According to Julia Child, French chefs, and traditional foodies, the absolute best chicken stock that can be made includes chicken feet. It, supposedly, adds a depth of flavor and a huge amount of gelatin (for superior stocks) that footless stocks just can't match.
You can't exactly waltz down to the grocery store and come back with chicken feet, though.
So I'll admit it... the awful truth... ever since I saw Julia Child make her stock with chicken feet I've been waiting for one of my laying hens to die.
Rather than one of the cannibal biddies, though, unfortunately the first one to bite the dust was Howard. You may remember our Polish Crested rooster from this post. He was a cocky little crower, but he crowed his last earlier this week when he was run over by the moving coop. RIP Howard.
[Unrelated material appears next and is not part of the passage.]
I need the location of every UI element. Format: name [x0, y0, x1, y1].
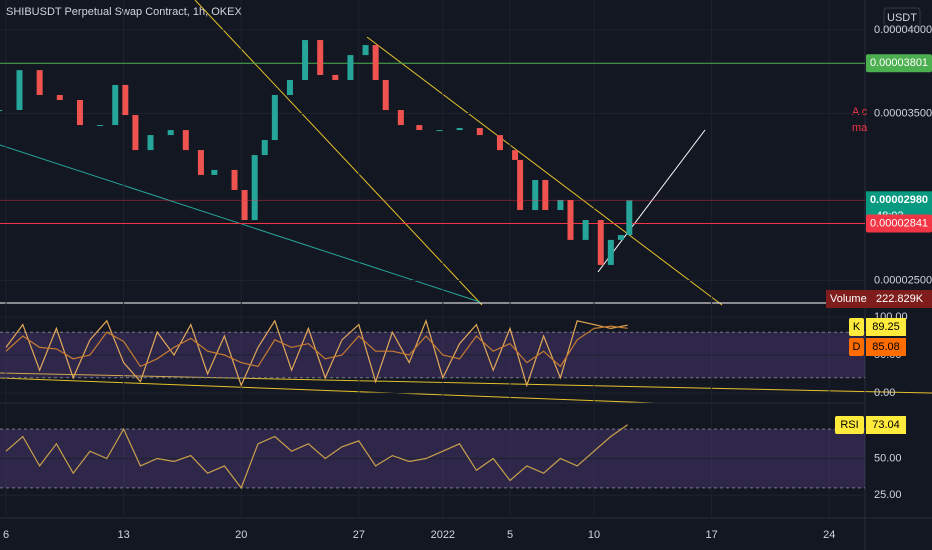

My husband did the thankless task of plucking and gutting, and brought Howard home for me to stew... feet included.
Let me tell you... nothing I read about the delights of French cooking prepared me for the NIGHTMARISH experience of actually skinning chicken feet!!!
The how-to is easy enough. You boil the feet for about 1 or 2 minutes and then plunge them into cold water. Supposedly the skin slips off just like on a tomato. BUT THEY FAILED TO MENTION THAT IT GETS CAUGHT ON THE TOENAILS! EEEEEEWW!!!!!
I called my father for moral support. I was so grateful that he didn't laugh at me when I told him I was skinning chicken feet. He held my hand over the phone and without him I don't think I could have done it.
Think I'm exaggerating the grossness? Feast your eyes on this:
Those, dear ladies, are Howard's skinned feet (stewed for 24 hours).
I don't think any soup on earth could be worth the horror of peeling a chicken foot and having the claw come back to clench your finger as you drop its snake-like shedded skin.
This soup had darned better be worth it.
Farm life initiation lesson 436: complete.